Backyard growers may find it convenient to grow plants in portable containers so they can move the plants between the basement or garage and the outdoors. Then they can manipulate the light cycle to their needs, using an artificial source such as metal halides or fluorescents to supplement the natural light. Should there be an overcast or rainy day, the plants will still get plenty of bright light indoors. At night the plants can be locked up safe and sound, away from the greedy hands of thieves. Also, spotting helicopters will be unable to locate the plants while they are sheltered.
To increase outdoor plant growth during the early stages, spray the plants with carbonated water several times a day. Make sure not to use club soda, which contains salt. Instead, make your own with a home soda maker, which uses CO2 cartridges, or buy seltzer, which has no salt added.
You can also make carbonated water using a CO2 tank and attached hose emptying into a container of water. If the container can be safely pressurized, the amount of CO2 dissolved in the water will increase. Dry ice, which is frozen CO2, can also be used.
If the young plants are sprayed several times a day; their growth can be speeded up considerably. As the plants grow, it becomes less cost-effective to spray them, but it is still worthwhile.

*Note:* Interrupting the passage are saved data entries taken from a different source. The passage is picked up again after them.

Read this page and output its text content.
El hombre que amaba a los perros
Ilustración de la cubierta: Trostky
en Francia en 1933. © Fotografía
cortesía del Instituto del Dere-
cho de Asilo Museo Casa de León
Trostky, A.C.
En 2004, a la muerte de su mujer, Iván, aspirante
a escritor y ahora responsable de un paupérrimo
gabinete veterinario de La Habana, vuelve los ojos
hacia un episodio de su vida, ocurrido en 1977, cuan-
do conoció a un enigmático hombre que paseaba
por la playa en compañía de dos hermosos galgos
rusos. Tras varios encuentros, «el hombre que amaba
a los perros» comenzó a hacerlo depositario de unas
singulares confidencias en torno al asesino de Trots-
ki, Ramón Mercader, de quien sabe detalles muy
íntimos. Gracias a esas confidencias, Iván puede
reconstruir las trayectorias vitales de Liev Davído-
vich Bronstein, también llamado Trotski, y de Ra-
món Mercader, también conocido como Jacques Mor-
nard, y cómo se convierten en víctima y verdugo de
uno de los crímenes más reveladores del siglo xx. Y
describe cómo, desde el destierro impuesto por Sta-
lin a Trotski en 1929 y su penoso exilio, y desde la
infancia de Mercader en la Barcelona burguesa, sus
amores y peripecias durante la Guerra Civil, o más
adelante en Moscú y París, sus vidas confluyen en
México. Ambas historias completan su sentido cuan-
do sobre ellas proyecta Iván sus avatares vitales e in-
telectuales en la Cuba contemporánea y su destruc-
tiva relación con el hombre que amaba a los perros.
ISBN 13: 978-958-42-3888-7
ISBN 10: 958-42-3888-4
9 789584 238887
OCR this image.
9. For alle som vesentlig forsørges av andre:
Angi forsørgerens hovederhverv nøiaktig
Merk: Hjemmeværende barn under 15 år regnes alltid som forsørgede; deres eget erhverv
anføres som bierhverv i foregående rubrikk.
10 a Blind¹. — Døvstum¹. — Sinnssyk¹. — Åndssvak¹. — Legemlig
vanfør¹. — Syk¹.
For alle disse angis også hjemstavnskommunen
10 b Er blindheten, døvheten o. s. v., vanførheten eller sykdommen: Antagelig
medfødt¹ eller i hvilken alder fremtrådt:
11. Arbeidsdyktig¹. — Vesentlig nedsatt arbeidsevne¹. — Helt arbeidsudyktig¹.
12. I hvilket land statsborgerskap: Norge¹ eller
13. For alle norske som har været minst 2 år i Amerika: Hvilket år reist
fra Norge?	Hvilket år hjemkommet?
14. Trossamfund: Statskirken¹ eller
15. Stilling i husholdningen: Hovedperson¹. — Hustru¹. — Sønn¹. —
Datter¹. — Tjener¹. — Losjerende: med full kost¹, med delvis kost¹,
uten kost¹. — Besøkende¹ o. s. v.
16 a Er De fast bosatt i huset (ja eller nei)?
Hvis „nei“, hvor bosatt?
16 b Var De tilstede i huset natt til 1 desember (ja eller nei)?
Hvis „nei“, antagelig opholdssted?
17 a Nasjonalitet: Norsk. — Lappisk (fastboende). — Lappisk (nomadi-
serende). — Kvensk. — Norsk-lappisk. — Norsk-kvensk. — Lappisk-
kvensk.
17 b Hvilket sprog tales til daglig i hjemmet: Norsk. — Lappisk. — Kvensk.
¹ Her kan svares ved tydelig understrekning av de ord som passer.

Smaller plants may be started months later than their larger sisters, and will flower at about the same time. Their potency will be about the same, since it is based not on their chronological age, but on their maturity. Although yields on small plants are low, these plants can be placed much closer together. (In Morocco, in many cases, plants are grown by broadcast seeding, which may produce as many as 25 plants per square foot.) A 10’ x 10’ area, a total of 100 square feet, covered with plants one to two feet high in four inch pots, placed nine per square foot, would yield a good stash. Each plant would consist primarily of a main stem with a joint’s worth of buds on it — roughly 900 joints.